Linux clients can’t connect, server and TCP Windows Size / Timestamps issue

linux-networkingtcptimestamp

We have a problem that a number of clients (all linux Ubuntu) are sometimes not able to connect to a remote server over SSH. If the problem occurs, Windows clients don't have that problem and can connect just fine.

I found this other question with a similar problem:
Why would a server not send a SYN/ACK packet in response to a SYN packet

Disabling TCP Timestamping on the server does indeed solve the problem, but I would like to know what the real problem is. I don't really see why this should cause any problems, definitely not when establishing the connection.

When using Wireshark, I see that the Windows clients use a Window size of 8192 whereas the Linux clients use a Window size of 29200. The Windows clients receive a SYN_ACK, the Linux clients don't. Is it possible that this higher initial window size is responsible for not sending the SYN_ACK by the server? I can't come up with a sensible explanation as to why it could cause the given problem, but since it's the only (visible to me) difference, it does appear to look like that. Am I missing something?

*** EDIT
After more searching, thinking and some voodoo magic, I think I might have come up with a plausible explanation. It does take some assumptions and specific conditions to be in place, but I do believe that these might just be possible in this particular situation.

Both users are behind the same NAT device (in our case, a Fortigate firewall). This firewall will assign local ports on it's external interface/IP to each NAT'ed connection. If the port is already in use to another user, it is skipped. If the connection is closed, the port is released and returned to the NAT pool. If that port is then assigned to the other user, but the server still has some record of the connection (TIME_WAIT, final FIN/ACK not received) and the timestamp of the packet is lower of that of the previous connection, the packet will be silently disgarded.

Ok, there are a lot of if in there, but…
– the two users are developing on the same website so they will be making a lot of connections to the same remote server
– the firewall (Fortigate) appearantly keeps a sequential counter of the NAT port per source IP/destinationIP/destinationPort. If the counters of both users are close to eachother, chances of such "collision" happening with two connections to that server are not that unlikely, given that both destination IP as port are the same. That would explain why the problem only occurs sporadically.
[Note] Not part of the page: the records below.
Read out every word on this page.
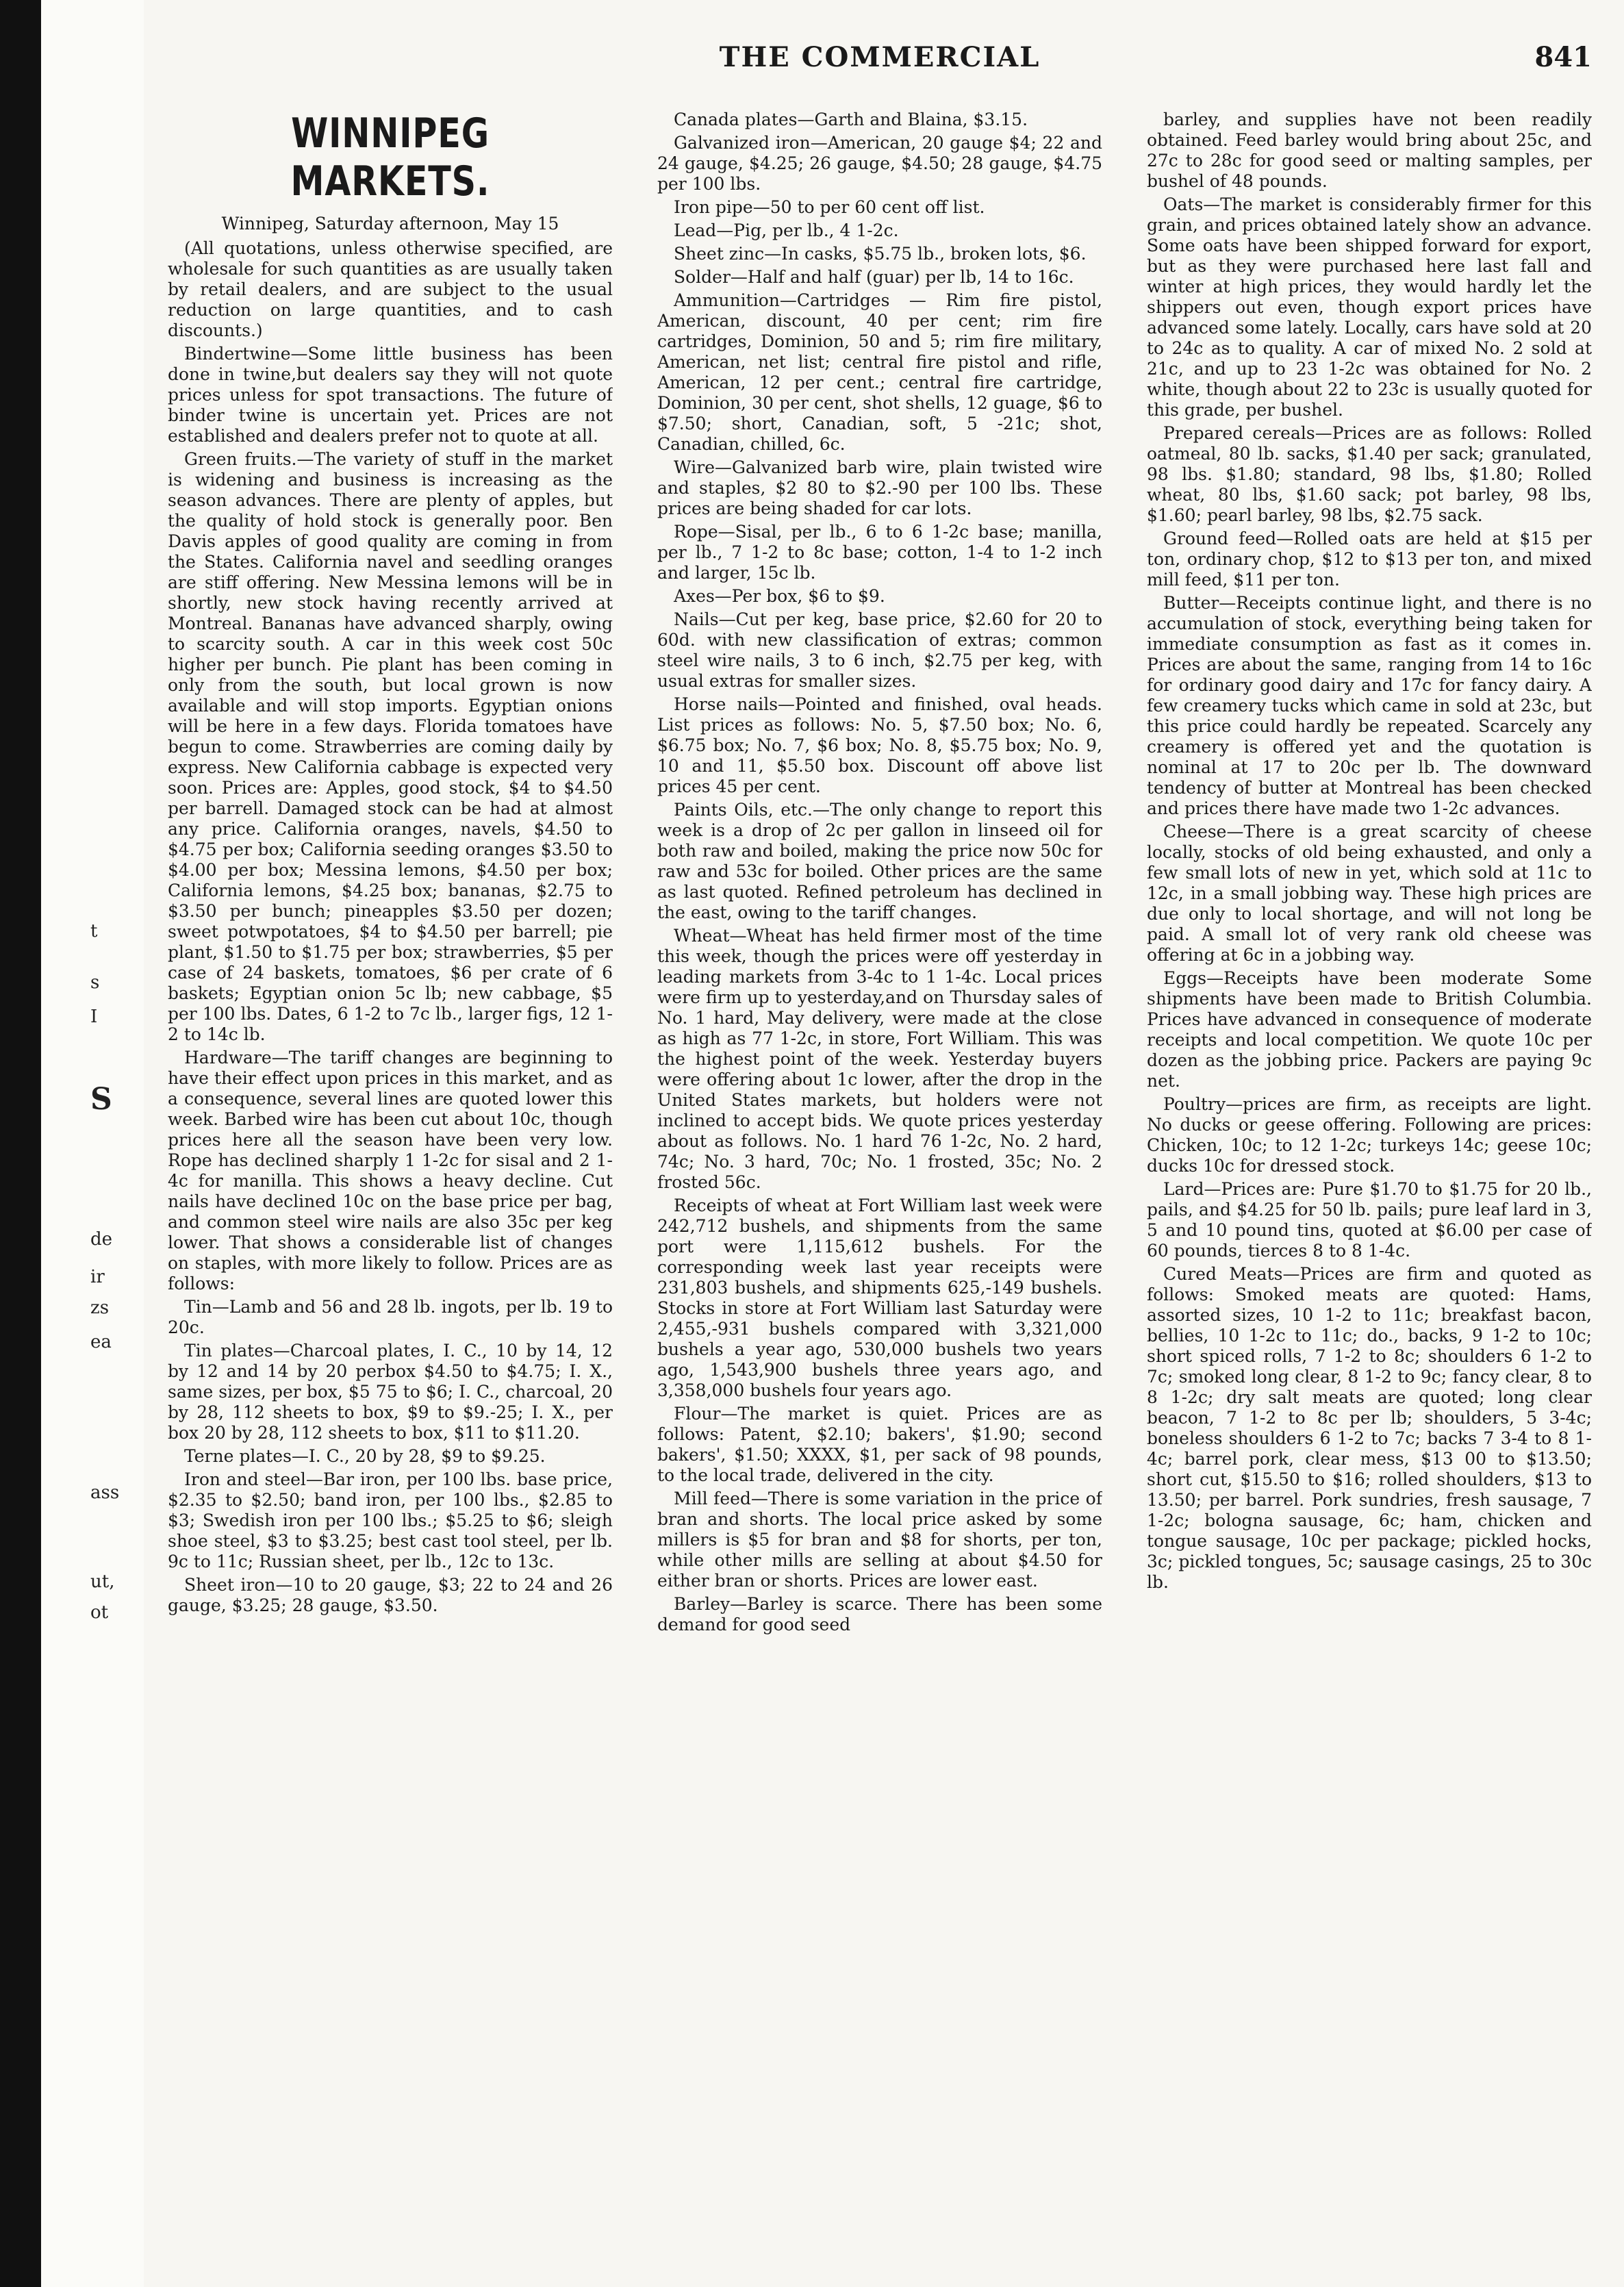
t
s
I
S
de
ir
zs
ea
ass
ut,
ot
THE COMMERCIAL	841
WINNIPEG MARKETS.
Winnipeg, Saturday afternoon, May 15

(All quotations, unless otherwise specified, are wholesale for such quantities as are usually taken by retail dealers, and are subject to the usual reduction on large quantities, and to cash discounts.)

Bindertwine—Some little business has been done in twine,but dealers say they will not quote prices unless for spot transactions. The future of binder twine is uncertain yet. Prices are not established and dealers prefer not to quote at all.

Green fruits.—The variety of stuff in the market is widening and business is increasing as the season advances. There are plenty of apples, but the quality of hold stock is generally poor. Ben Davis apples of good quality are coming in from the States. California navel and seedling oranges are stiff offering. New Messina lemons will be in shortly, new stock having recently arrived at Montreal. Bananas have advanced sharply, owing to scarcity south. A car in this week cost 50c higher per bunch. Pie plant has been coming in only from the south, but local grown is now available and will stop imports. Egyptian onions will be here in a few days. Florida tomatoes have begun to come. Strawberries are coming daily by express. New California cabbage is expected very soon. Prices are: Apples, good stock, $4 to $4.50 per barrell. Damaged stock can be had at almost any price. California oranges, navels, $4.50 to $4.75 per box; California seeding oranges $3.50 to $4.00 per box; Messina lemons, $4.50 per box; California lemons, $4.25 box; bananas, $2.75 to $3.50 per bunch; pineapples $3.50 per dozen; sweet potwpotatoes, $4 to $4.50 per barrell; pie plant, $1.50 to $1.75 per box; strawberries, $5 per case of 24 baskets, tomatoes, $6 per crate of 6 baskets; Egyptian onion 5c lb; new cabbage, $5 per 100 lbs. Dates, 6 1-2 to 7c lb., larger figs, 12 1-2 to 14c lb.

Hardware—The tariff changes are beginning to have their effect upon prices in this market, and as a consequence, several lines are quoted lower this week. Barbed wire has been cut about 10c, though prices here all the season have been very low. Rope has declined sharply 1 1-2c for sisal and 2 1-4c for manilla. This shows a heavy decline. Cut nails have declined 10c on the base price per bag, and common steel wire nails are also 35c per keg lower. That shows a considerable list of changes on staples, with more likely to follow. Prices are as follows:

Tin—Lamb and 56 and 28 lb. ingots, per lb. 19 to 20c.

Tin plates—Charcoal plates, I. C., 10 by 14, 12 by 12 and 14 by 20 perbox $4.50 to $4.75; I. X., same sizes, per box, $5 75 to $6; I. C., charcoal, 20 by 28, 112 sheets to box, $9 to $9.-25; I. X., per box 20 by 28, 112 sheets to box, $11 to $11.20.

Terne plates—I. C., 20 by 28, $9 to $9.25.

Iron and steel—Bar iron, per 100 lbs. base price, $2.35 to $2.50; band iron, per 100 lbs., $2.85 to $3; Swedish iron per 100 lbs.; $5.25 to $6; sleigh shoe steel, $3 to $3.25; best cast tool steel, per lb. 9c to 11c; Russian sheet, per lb., 12c to 13c.

Sheet iron—10 to 20 gauge, $3; 22 to 24 and 26 gauge, $3.25; 28 gauge, $3.50.

Canada plates—Garth and Blaina, $3.15.

Galvanized iron—American, 20 gauge $4; 22 and 24 gauge, $4.25; 26 gauge, $4.50; 28 gauge, $4.75 per 100 lbs.

Iron pipe—50 to per 60 cent off list.

Lead—Pig, per lb., 4 1-2c.

Sheet zinc—In casks, $5.75 lb., broken lots, $6.

Solder—Half and half (guar) per lb, 14 to 16c.

Ammunition—Cartridges — Rim fire pistol, American, discount, 40 per cent; rim fire cartridges, Dominion, 50 and 5; rim fire military, American, net list; central fire pistol and rifle, American, 12 per cent.; central fire cartridge, Dominion, 30 per cent, shot shells, 12 guage, $6 to $7.50; short, Canadian, soft, 5 -21c; shot, Canadian, chilled, 6c.

Wire—Galvanized barb wire, plain twisted wire and staples, $2 80 to $2.-90 per 100 lbs. These prices are being shaded for car lots.

Rope—Sisal, per lb., 6 to 6 1-2c base; manilla, per lb., 7 1-2 to 8c base; cotton, 1-4 to 1-2 inch and larger, 15c lb.

Axes—Per box, $6 to $9.

Nails—Cut per keg, base price, $2.60 for 20 to 60d. with new classification of extras; common steel wire nails, 3 to 6 inch, $2.75 per keg, with usual extras for smaller sizes.

Horse nails—Pointed and finished, oval heads. List prices as follows: No. 5, $7.50 box; No. 6, $6.75 box; No. 7, $6 box; No. 8, $5.75 box; No. 9, 10 and 11, $5.50 box. Discount off above list prices 45 per cent.

Paints Oils, etc.—The only change to report this week is a drop of 2c per gallon in linseed oil for both raw and boiled, making the price now 50c for raw and 53c for boiled. Other prices are the same as last quoted. Refined petroleum has declined in the east, owing to the tariff changes.

Wheat—Wheat has held firmer most of the time this week, though the prices were off yesterday in leading markets from 3-4c to 1 1-4c. Local prices were firm up to yesterday,and on Thursday sales of No. 1 hard, May delivery, were made at the close as high as 77 1-2c, in store, Fort William. This was the highest point of the week. Yesterday buyers were offering about 1c lower, after the drop in the United States markets, but holders were not inclined to accept bids. We quote prices yesterday about as follows. No. 1 hard 76 1-2c, No. 2 hard, 74c; No. 3 hard, 70c; No. 1 frosted, 35c; No. 2 frosted 56c.

Receipts of wheat at Fort William last week were 242,712 bushels, and shipments from the same port were 1,115,612 bushels. For the corresponding week last year receipts were 231,803 bushels, and shipments 625,-149 bushels. Stocks in store at Fort William last Saturday were 2,455,-931 bushels compared with 3,321,000 bushels a year ago, 530,000 bushels two years ago, 1,543,900 bushels three years ago, and 3,358,000 bushels four years ago.

Flour—The market is quiet. Prices are as follows: Patent, $2.10; bakers', $1.90; second bakers', $1.50; XXXX, $1, per sack of 98 pounds, to the local trade, delivered in the city.

Mill feed—There is some variation in the price of bran and shorts. The local price asked by some millers is $5 for bran and $8 for shorts, per ton, while other mills are selling at about $4.50 for either bran or shorts. Prices are lower east.

Barley—Barley is scarce. There has been some demand for good seed

barley, and supplies have not been readily obtained. Feed barley would bring about 25c, and 27c to 28c for good seed or malting samples, per bushel of 48 pounds.

Oats—The market is considerably firmer for this grain, and prices obtained lately show an advance. Some oats have been shipped forward for export, but as they were purchased here last fall and winter at high prices, they would hardly let the shippers out even, though export prices have advanced some lately. Locally, cars have sold at 20 to 24c as to quality. A car of mixed No. 2 sold at 21c, and up to 23 1-2c was obtained for No. 2 white, though about 22 to 23c is usually quoted for this grade, per bushel.

Prepared cereals—Prices are as follows: Rolled oatmeal, 80 lb. sacks, $1.40 per sack; granulated, 98 lbs. $1.80; standard, 98 lbs, $1.80; Rolled wheat, 80 lbs, $1.60 sack; pot barley, 98 lbs, $1.60; pearl barley, 98 lbs, $2.75 sack.

Ground feed—Rolled oats are held at $15 per ton, ordinary chop, $12 to $13 per ton, and mixed mill feed, $11 per ton.

Butter—Receipts continue light, and there is no accumulation of stock, everything being taken for immediate consumption as fast as it comes in. Prices are about the same, ranging from 14 to 16c for ordinary good dairy and 17c for fancy dairy. A few creamery tucks which came in sold at 23c, but this price could hardly be repeated. Scarcely any creamery is offered yet and the quotation is nominal at 17 to 20c per lb. The downward tendency of butter at Montreal has been checked and prices there have made two 1-2c advances.

Cheese—There is a great scarcity of cheese locally, stocks of old being exhausted, and only a few small lots of new in yet, which sold at 11c to 12c, in a small jobbing way. These high prices are due only to local shortage, and will not long be paid. A small lot of very rank old cheese was offering at 6c in a jobbing way.

Eggs—Receipts have been moderate Some shipments have been made to British Columbia. Prices have advanced in consequence of moderate receipts and local competition. We quote 10c per dozen as the jobbing price. Packers are paying 9c net.

Poultry—prices are firm, as receipts are light. No ducks or geese offering. Following are prices: Chicken, 10c; to 12 1-2c; turkeys 14c; geese 10c; ducks 10c for dressed stock.

Lard—Prices are: Pure $1.70 to $1.75 for 20 lb., pails, and $4.25 for 50 lb. pails; pure leaf lard in 3, 5 and 10 pound tins, quoted at $6.00 per case of 60 pounds, tierces 8 to 8 1-4c.

Cured Meats—Prices are firm and quoted as follows: Smoked meats are quoted: Hams, assorted sizes, 10 1-2 to 11c; breakfast bacon, bellies, 10 1-2c to 11c; do., backs, 9 1-2 to 10c; short spiced rolls, 7 1-2 to 8c; shoulders 6 1-2 to 7c; smoked long clear, 8 1-2 to 9c; fancy clear, 8 to 8 1-2c; dry salt meats are quoted; long clear beacon, 7 1-2 to 8c per lb; shoulders, 5 3-4c; boneless shoulders 6 1-2 to 7c; backs 7 3-4 to 8 1-4c; barrel pork, clear mess, $13 00 to $13.50; short cut, $15.50 to $16; rolled shoulders, $13 to 13.50; per barrel. Pork sundries, fresh sausage, 7 1-2c; bologna sausage, 6c; ham, chicken and tongue sausage, 10c per package; pickled hocks, 3c; pickled tongues, 5c; sausage casings, 25 to 30c lb.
The only problem with this theory is that I can't find any evidence of this happening on the server side. There are no connection stuck in TIME_WAIT or something like that, and I do assume that once they disappear from the netstat output, the server has forgotten about them.

I do believe that the initial Window Size does not play a role in this, so I am striking that one of of the list of suspects.

Best Answer

So if the Windows clients don't have the problem my guess is they are not requesting TCP timestamps while the Linux ones are. You can verify this by looking again at the Wireshark captures from both examples.

To start troubleshooting the underlying cause of the timestamp issue, the first order of business would be to make sure client and server are synchronized to NTP servers. If they just have a free running clock, it could very well be the cause of the issue. For example:

 # ntpq -p
 remote           refid      st t when poll reach   delay   offset  jitter
========================================================================
*utcnist2.colora .ACTS.           1 u   92 1024  377   50.242    2.041   1.847
+time-c.timefreq .ACTS.           1 u  623 1024  377   55.413   -1.781   0.418

Make sure at least one has the asterisk in front. That means its in sync. It is anyhow strange to see the TCP session stall at the very beginning. One would expect it to stall after a few packets with timestamp values have been exchanged. More precisely when the timestamp value from one packet appears to be backwards in time from the previous packet.